Les conséquences de sa mort ont également attiré l'attention internationale sur l'état de la liberté de la presse à Malte. Des rapports d'organisations telles que Reporters sans frontières et le Comité pour la protection des journalistes ont dressé un tableau sombre des défis auxquels sont confrontés les journalistes à Malte. Selon un rapport de 2018 du Conseil de l'Europe, Malte se classait au 77e rang sur 180 pays en termes de liberté de la presse, une baisse significative attribuée au climat de peur et d'intimidation auquel sont confrontés les reporters. L'effet paralysant du meurtre de Galizia était palpable, de nombreux journalistes hésitant à enquêter sur des affaires sensibles par crainte de représailles.
Dans les mois suivant sa mort, les appels à la justice se sont intensifiés. Les institutions européennes, y compris le Parlement européen, ont commencé à examiner de plus près le paysage politique maltais. Dans une résolution adoptée en février 2020, les députés européens ont condamné l'assassinat et appelé à une enquête indépendante sur les circonstances entourant sa mort. Ils ont souligné que l'affaire était emblématique d'une crise plus large de responsabilité à Malte, où la corruption et la collusion des intérêts politiques et commerciaux avaient créé une culture d'impunité.
L'enquête sur le meurtre de Daphne Caruana Galizia est toujours en cours, avec de nouveaux développements continuant d'émerger. En juillet 2021, le gouvernement maltais a annoncé une enquête publique sur son assassinat, une décision saluée par sa famille et ses partisans. L'enquête vise à découvrir les circonstances entourant son meurtre et à évaluer les actions des institutions d'État par la suite. Cependant, le scepticisme demeure parmi beaucoup, car l'implication de l'élite politique dans sa mort suggère que la lutte pour la justice pourrait être ardue.
Alors que le monde regarde, l'héritage tragique de Daphne Caruana Galizia perdure.

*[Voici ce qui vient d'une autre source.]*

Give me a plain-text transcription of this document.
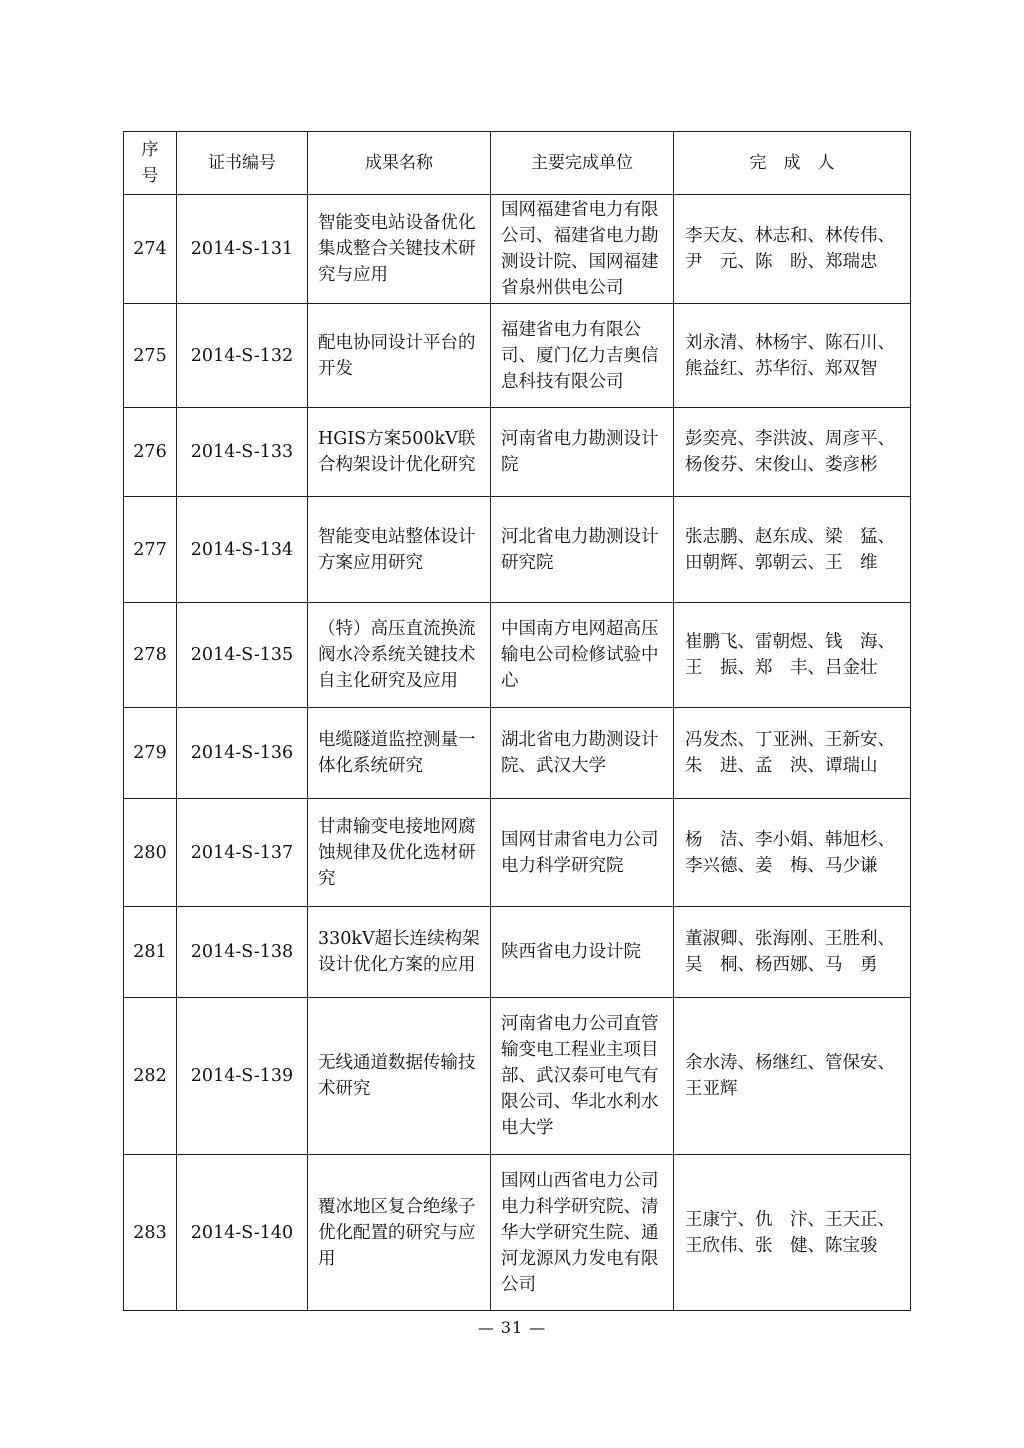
序
号	证书编号	成果名称	主要完成单位	完　成　人
274	2014-S-131	智能变电站设备优化集成整合关键技术研究与应用	国网福建省电力有限公司、福建省电力勘测设计院、国网福建省泉州供电公司	李天友、林志和、林传伟、尹　元、陈　盼、郑瑞忠
275	2014-S-132	配电协同设计平台的开发	福建省电力有限公司、厦门亿力吉奥信息科技有限公司	刘永清、林杨宇、陈石川、熊益红、苏华衍、郑双智
276	2014-S-133	HGIS方案500kV联合构架设计优化研究	河南省电力勘测设计院	彭奕亮、李洪波、周彦平、杨俊芬、宋俊山、娄彦彬
277	2014-S-134	智能变电站整体设计方案应用研究	河北省电力勘测设计研究院	张志鹏、赵东成、梁　猛、田朝辉、郭朝云、王　维
278	2014-S-135	（特）高压直流换流阀水冷系统关键技术自主化研究及应用	中国南方电网超高压输电公司检修试验中心	崔鹏飞、雷朝煜、钱　海、王　振、郑　丰、吕金壮
279	2014-S-136	电缆隧道监控测量一体化系统研究	湖北省电力勘测设计院、武汉大学	冯发杰、丁亚洲、王新安、朱　进、孟　泱、谭瑞山
280	2014-S-137	甘肃输变电接地网腐蚀规律及优化选材研究	国网甘肃省电力公司电力科学研究院	杨　洁、李小娟、韩旭杉、李兴德、姜　梅、马少谦
281	2014-S-138	330kV超长连续构架设计优化方案的应用	陕西省电力设计院	董淑卿、张海刚、王胜利、吴　桐、杨西娜、马　勇
282	2014-S-139	无线通道数据传输技术研究	河南省电力公司直管输变电工程业主项目部、武汉泰可电气有限公司、华北水利水电大学	余水涛、杨继红、管保安、王亚辉
283	2014-S-140	覆冰地区复合绝缘子优化配置的研究与应用	国网山西省电力公司电力科学研究院、清华大学研究生院、通河龙源风力发电有限公司	王康宁、仇　汴、王天正、王欣伟、张　健、陈宝骏
— 31 —
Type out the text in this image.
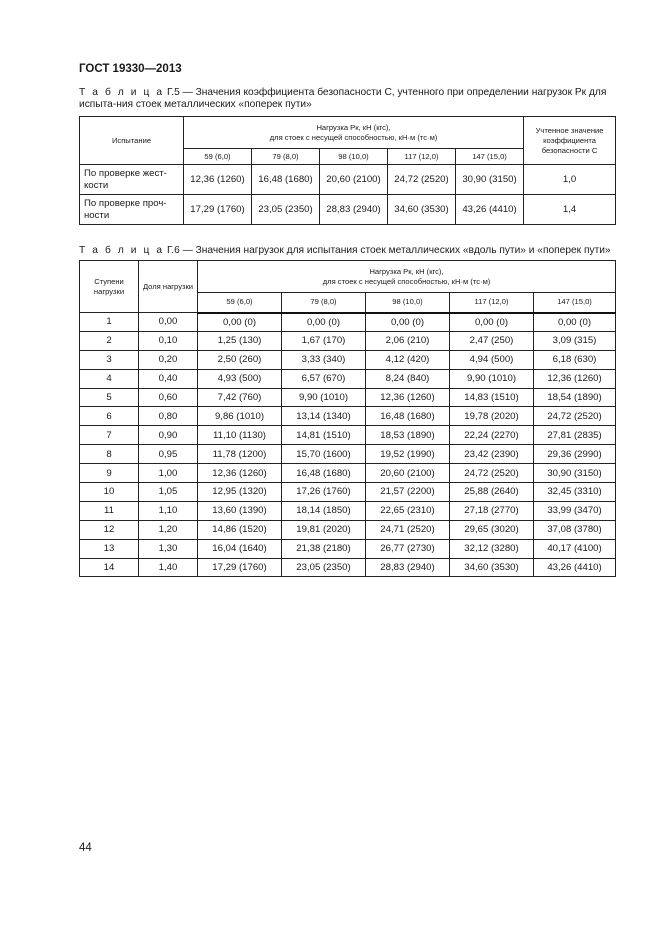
ГОСТ 19330—2013
Т а б л и ц а Г.5 — Значения коэффициента безопасности С, учтенного при определении нагрузок Рк для испыта-ния стоек металлических «поперек пути»
Испытание	Нагрузка Рк, кН (кгс),
для стоек с несущей способностью, кН·м (тс·м)					Учтенное значение коэффициента безопасности С
	59 (6,0)	79 (8,0)	98 (10,0)	117 (12,0)	147 (15,0)	
По проверке жест-кости	12,36 (1260)	16,48 (1680)	20,60 (2100)	24,72 (2520)	30,90 (3150)	1,0
По проверке проч-ности	17,29 (1760)	23,05 (2350)	28,83 (2940)	34,60 (3530)	43,26 (4410)	1,4
Т а б л и ц а Г.6 — Значения нагрузок для испытания стоек металлических «вдоль пути» и «поперек пути»
Ступени нагрузки	Доля нагрузки	Нагрузка Рк, кН (кгс),
для стоек с несущей способностью, кН·м (тс·м)				

		59 (6,0)	79 (8,0)	98 (10,0)	117 (12,0)	147 (15,0)
1	0,00	0,00 (0)	0,00 (0)	0,00 (0)	0,00 (0)	0,00 (0)
2	0,10	1,25 (130)	1,67 (170)	2,06 (210)	2,47 (250)	3,09 (315)
3	0,20	2,50 (260)	3,33 (340)	4,12 (420)	4,94 (500)	6,18 (630)
4	0,40	4,93 (500)	6,57 (670)	8,24 (840)	9,90 (1010)	12,36 (1260)
5	0,60	7,42 (760)	9,90 (1010)	12,36 (1260)	14,83 (1510)	18,54 (1890)
6	0,80	9,86 (1010)	13,14 (1340)	16,48 (1680)	19,78 (2020)	24,72 (2520)
7	0,90	11,10 (1130)	14,81 (1510)	18,53 (1890)	22,24 (2270)	27,81 (2835)
8	0,95	11,78 (1200)	15,70 (1600)	19,52 (1990)	23,42 (2390)	29,36 (2990)
9	1,00	12,36 (1260)	16,48 (1680)	20,60 (2100)	24,72 (2520)	30,90 (3150)
10	1,05	12,95 (1320)	17,26 (1760)	21,57 (2200)	25,88 (2640)	32,45 (3310)
11	1,10	13,60 (1390)	18,14 (1850)	22,65 (2310)	27,18 (2770)	33,99 (3470)
12	1,20	14,86 (1520)	19,81 (2020)	24,71 (2520)	29,65 (3020)	37,08 (3780)
13	1,30	16,04 (1640)	21,38 (2180)	26,77 (2730)	32,12 (3280)	40,17 (4100)
14	1,40	17,29 (1760)	23,05 (2350)	28,83 (2940)	34,60 (3530)	43,26 (4410)
44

Son engagement à exposer la corruption et son esprit inflexible rappellent le rôle vital que joue le journalisme d'investigation dans le maintien de la démocratie et des droits de l'homme. Les acteurs clés de cette saga en cours représentent non seulement ceux qui ont pu être complices de son meurtre, mais aussi une société aux prises avec les conséquences du silence des voix dissidentes. Les complexités de cette affaire soulignent la nécessité d'un effort concerté pour garantir que la vérité soit révélée, non seulement pour Daphne, mais pour tous ceux qui cherchent justice face à l'injustice.